Depuis la sortie des confinements, la Banque centrale européenne parie sur une inflation transitoire essentiellement issue de l’augmentation du prix des biens importés.
La Réserve Fédérale américaine a une autre vision de l’inflation en lien avec la situation économique locale. Les plans de relance décidés par Donald Trump et Joe Biden ont provoqué une hausse de la demande et mettent sous tension l’offre. Il en a résulté une augmentation des prix sur laquelle s’est greffée la hausse des prix des matières premières et de l’énergie.
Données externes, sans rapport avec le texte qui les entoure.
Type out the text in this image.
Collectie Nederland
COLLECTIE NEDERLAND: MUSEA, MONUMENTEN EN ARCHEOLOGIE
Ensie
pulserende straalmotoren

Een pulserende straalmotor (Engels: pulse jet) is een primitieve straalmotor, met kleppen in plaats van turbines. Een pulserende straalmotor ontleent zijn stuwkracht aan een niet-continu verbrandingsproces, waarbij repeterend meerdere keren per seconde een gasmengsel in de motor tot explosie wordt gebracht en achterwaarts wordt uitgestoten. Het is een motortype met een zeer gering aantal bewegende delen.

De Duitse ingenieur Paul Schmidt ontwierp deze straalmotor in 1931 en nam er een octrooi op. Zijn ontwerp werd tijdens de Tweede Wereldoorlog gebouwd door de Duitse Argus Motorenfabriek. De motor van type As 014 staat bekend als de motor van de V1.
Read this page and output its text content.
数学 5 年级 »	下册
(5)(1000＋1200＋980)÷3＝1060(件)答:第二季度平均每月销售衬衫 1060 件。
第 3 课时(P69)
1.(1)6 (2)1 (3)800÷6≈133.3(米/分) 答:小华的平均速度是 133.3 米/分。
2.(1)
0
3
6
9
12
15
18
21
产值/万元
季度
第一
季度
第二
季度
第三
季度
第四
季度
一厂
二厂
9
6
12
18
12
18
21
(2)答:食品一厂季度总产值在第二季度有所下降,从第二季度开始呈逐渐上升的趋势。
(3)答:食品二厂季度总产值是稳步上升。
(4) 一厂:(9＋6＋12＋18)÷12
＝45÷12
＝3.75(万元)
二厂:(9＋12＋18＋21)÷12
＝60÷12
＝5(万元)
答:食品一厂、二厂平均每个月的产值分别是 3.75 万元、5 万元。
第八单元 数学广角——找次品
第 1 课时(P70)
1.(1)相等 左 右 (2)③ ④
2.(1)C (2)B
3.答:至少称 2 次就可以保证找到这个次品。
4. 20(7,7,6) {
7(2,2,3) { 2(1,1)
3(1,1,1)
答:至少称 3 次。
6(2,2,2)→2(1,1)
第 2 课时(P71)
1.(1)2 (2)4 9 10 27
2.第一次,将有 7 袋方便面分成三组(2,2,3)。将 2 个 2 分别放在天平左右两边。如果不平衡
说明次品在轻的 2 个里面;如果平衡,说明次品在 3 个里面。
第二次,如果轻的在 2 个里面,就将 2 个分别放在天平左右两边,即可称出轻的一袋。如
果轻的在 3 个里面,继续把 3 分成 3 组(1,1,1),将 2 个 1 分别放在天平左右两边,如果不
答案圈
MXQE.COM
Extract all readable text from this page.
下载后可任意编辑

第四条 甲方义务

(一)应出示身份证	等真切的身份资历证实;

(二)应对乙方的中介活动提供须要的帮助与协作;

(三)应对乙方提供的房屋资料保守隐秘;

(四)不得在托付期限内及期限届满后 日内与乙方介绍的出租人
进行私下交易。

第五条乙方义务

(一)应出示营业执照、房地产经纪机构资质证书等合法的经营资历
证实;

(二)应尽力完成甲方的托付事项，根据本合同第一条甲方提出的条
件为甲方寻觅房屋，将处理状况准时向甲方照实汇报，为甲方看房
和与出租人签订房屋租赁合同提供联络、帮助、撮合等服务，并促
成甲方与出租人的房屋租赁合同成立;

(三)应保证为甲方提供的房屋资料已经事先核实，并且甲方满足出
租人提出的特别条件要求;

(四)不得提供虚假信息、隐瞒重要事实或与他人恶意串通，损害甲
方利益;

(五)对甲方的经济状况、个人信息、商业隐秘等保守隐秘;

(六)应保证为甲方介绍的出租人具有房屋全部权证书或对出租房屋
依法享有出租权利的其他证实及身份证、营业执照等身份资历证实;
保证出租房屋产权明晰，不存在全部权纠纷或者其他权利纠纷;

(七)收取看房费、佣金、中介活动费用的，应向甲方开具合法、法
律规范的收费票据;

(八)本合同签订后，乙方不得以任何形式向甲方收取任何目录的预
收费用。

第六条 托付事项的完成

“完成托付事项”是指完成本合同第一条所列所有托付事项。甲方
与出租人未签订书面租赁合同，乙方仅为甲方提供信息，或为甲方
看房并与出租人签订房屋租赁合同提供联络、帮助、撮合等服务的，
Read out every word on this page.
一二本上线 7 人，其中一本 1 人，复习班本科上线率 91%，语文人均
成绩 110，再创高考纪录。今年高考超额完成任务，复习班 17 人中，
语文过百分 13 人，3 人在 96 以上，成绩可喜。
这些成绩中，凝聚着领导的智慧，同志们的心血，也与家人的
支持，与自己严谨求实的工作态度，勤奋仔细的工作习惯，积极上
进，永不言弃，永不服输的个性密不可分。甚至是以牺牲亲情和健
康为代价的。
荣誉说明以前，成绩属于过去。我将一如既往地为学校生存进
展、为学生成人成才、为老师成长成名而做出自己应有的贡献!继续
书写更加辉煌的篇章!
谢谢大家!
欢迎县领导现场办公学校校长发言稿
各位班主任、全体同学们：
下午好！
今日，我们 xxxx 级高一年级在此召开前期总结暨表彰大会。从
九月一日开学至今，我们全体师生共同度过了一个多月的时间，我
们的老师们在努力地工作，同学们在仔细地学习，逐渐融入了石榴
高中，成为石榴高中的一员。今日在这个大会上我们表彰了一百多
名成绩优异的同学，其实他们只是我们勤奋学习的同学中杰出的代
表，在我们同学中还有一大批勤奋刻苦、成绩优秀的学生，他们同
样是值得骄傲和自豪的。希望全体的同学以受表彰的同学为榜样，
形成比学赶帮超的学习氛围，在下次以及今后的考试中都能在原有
Depuis plusieurs semaines, la Réserve Fédérale affiche sa volonté de ramener rapidement l’inflation totale des États-Unis à 2%. Elle a clairement indiqué son intention de relever significativement ses taux directeurs. Cette politique s’accompagne d’une politique budgétaire restrictive qui réduira la demande finale. Le déficit public qui avait atteint 14% du PIB en 2021 devrait revenir autour de 4 points de PIB en fin d’année. L’effort de réduction est sans commune mesure avec celui pratiqué au sein de la zone euro.
Une politique beaucoup plus accommodante
La politique budgétaire de la zone euro, à la différence de celle des États-Unis, reste expansionniste en 2022 et 2023 avec un déficit de plus de 5 points de PIB. La BCE affiche une politique beaucoup plus accommodante.
Si les taux directeurs de la FED évoluent entre 2,25 et 2,50 %, ceux de la BCE sont compris dans une fourchette bien plus basse (0,75 à 1,25 %). Un tel écart de politique monétaire s’explique par la nature en partie différente de l’inflation. La BCE estime que celle-ci est avant tout importée et que les salaires augmenteront peu.
Une décrue de l’inflation dès 2023
Si ce scénario s’avère exact, une décrue de l’inflation pourrait intervenir en 2023. En ce début d’automne, le prix du pétrole s’est stabilisé autour de 90 dollars le baril quand ceux des métaux non précieux sont en recul. Seuls le gaz et l’électricité demeurent orientés à la hausse.
Le scénario de la BCE pourrait être mis à mal en cas d’amplification des revendications salariales. Actuellement, la hausse des salaires reste inférieure au taux d’inflation : 4 % contre 9 %. Les tensions au sein des entreprises ont néanmoins tendance à s’accroître. Du fait de l’absence de gains de productivité, les entreprises seront dans l’obligation de répercuter sur les prix de vente une part non négligeable des hausses de salaire, ce qui alimentera l’inflation.
Les hausses salariales pourraient être contenues si les pouvoirs publics maintiennent les boucliers tarifaires et les ristournes. Les déficits budgétaires se substituent ainsi aux hausses des salaires.
Un problème de solvabilité des Etats
Cette politique aboutit à un accroissement de l’endettement public qui, par ailleurs, rend de plus en plus difficile une hausse des taux. Celle-ci pourrait provoquer un grave problème de solvabilité des États et une fragmentation de la zone euro. Or, l’autre objectif de la BCE est d’éviter autant que possible une récession importante et longue aux États de la zone euro qui a déjà été confrontée à quatre grandes crises en quinze ans : la crise des subprimes, celle des dettes publiques, l’épidémie de Covid et la guerre en Ukraine.
Au fil des mois, le pari de la BCE apparaît de plus en plus hasardeux, la dynamique de l’inflation risquant de mettre sous tension les finances publiques des États membres d’autant plus que la croissance ralentit et que les gains de productivité sont nuls.